Coumarin is processed by the liver, and in high or sustained doses, it can cause liver damage. One published case involved a young woman who drank cinnamon boiled in water several times a week for ten years as a weight-loss aid. When she increased her intake to twice daily for a month, she developed acute liver injury with elevated liver enzymes. Her condition was attributed to the prolonged, high-dose coumarin exposure. Cases like this are uncommon, but they illustrate why the type and quantity of cinnamon matters, especially for people using it as a daily supplement rather than a kitchen spice.

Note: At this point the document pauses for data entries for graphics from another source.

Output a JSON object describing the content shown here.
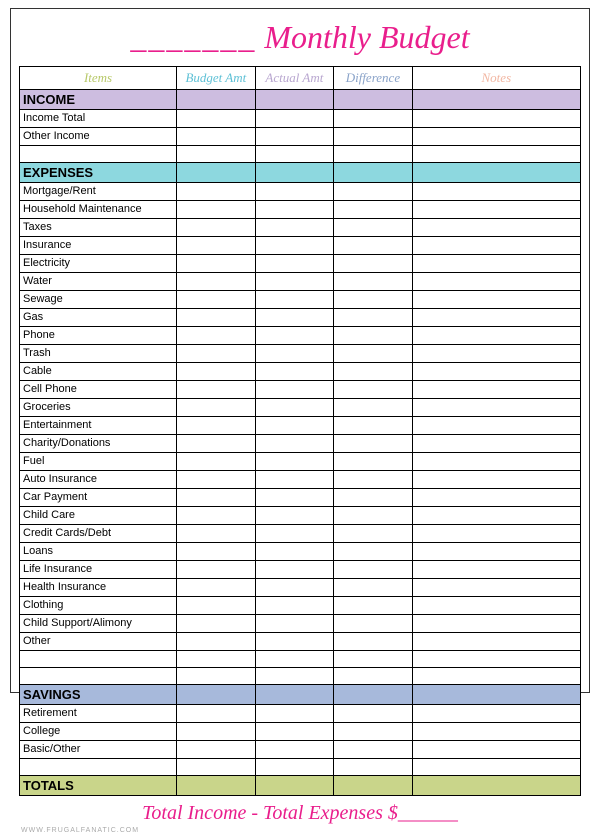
{
  "title": {
    "blank": "_______",
    "text": "Monthly Budget",
    "color": "#e91e8c"
  },
  "columns": [
    {
      "key": "items",
      "label": "Items",
      "color": "#b8c96a"
    },
    {
      "key": "budget",
      "label": "Budget Amt",
      "color": "#5fc1d6"
    },
    {
      "key": "actual",
      "label": "Actual Amt",
      "color": "#b9a7d0"
    },
    {
      "key": "diff",
      "label": "Difference",
      "color": "#8aa3c9"
    },
    {
      "key": "notes",
      "label": "Notes",
      "color": "#f2b7a3"
    }
  ],
  "sections": [
    {
      "name": "INCOME",
      "bg": "#cdbde0",
      "rows": [
        "Income Total",
        "Other Income"
      ],
      "spacer_after": 1
    },
    {
      "name": "EXPENSES",
      "bg": "#8dd8df",
      "rows": [
        "Mortgage/Rent",
        "Household Maintenance",
        "Taxes",
        "Insurance",
        "Electricity",
        "Water",
        "Sewage",
        "Gas",
        "Phone",
        "Trash",
        "Cable",
        "Cell Phone",
        "Groceries",
        "Entertainment",
        "Charity/Donations",
        "Fuel",
        "Auto Insurance",
        "Car Payment",
        "Child Care",
        "Credit Cards/Debt",
        "Loans",
        "Life Insurance",
        "Health Insurance",
        "Clothing",
        "Child Support/Alimony",
        "Other"
      ],
      "spacer_after": 2
    },
    {
      "name": "SAVINGS",
      "bg": "#a7b9db",
      "rows": [
        "Retirement",
        "College",
        "Basic/Other"
      ],
      "spacer_after": 1
    },
    {
      "name": "TOTALS",
      "bg": "#c9d58a",
      "rows": [],
      "spacer_after": 0
    }
  ],
  "footer": {
    "text": "Total Income - Total Expenses $______",
    "color": "#e91e8c"
  },
  "attribution": "WWW.FRUGALFANATIC.COM"
}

Choosing Between Cassia and Ceylon

For everyday cooking, Chinese cinnamon works perfectly well. The coumarin levels in a pinch of cinnamon in a recipe shared across multiple servings are negligible. If you bake frequently, enjoy cinnamon in your coffee every morning, or take cinnamon supplements for blood sugar support, switching to Ceylon cinnamon substantially reduces your coumarin exposure. Ceylon costs more and has a milder flavor, so you may need to use a bit more to get the same taste intensity.

When shopping, look for labels that specifically say “Ceylon,” “Cinnamomum verum,” or “true cinnamon.” If the label just says “cinnamon” with no further detail, it’s cassia. Whole sticks are easy to tell apart visually: a single thick scroll is cassia, while a cigar-shaped stick made of many thin layers is Ceylon. With ground cinnamon, you’re relying entirely on what the label says.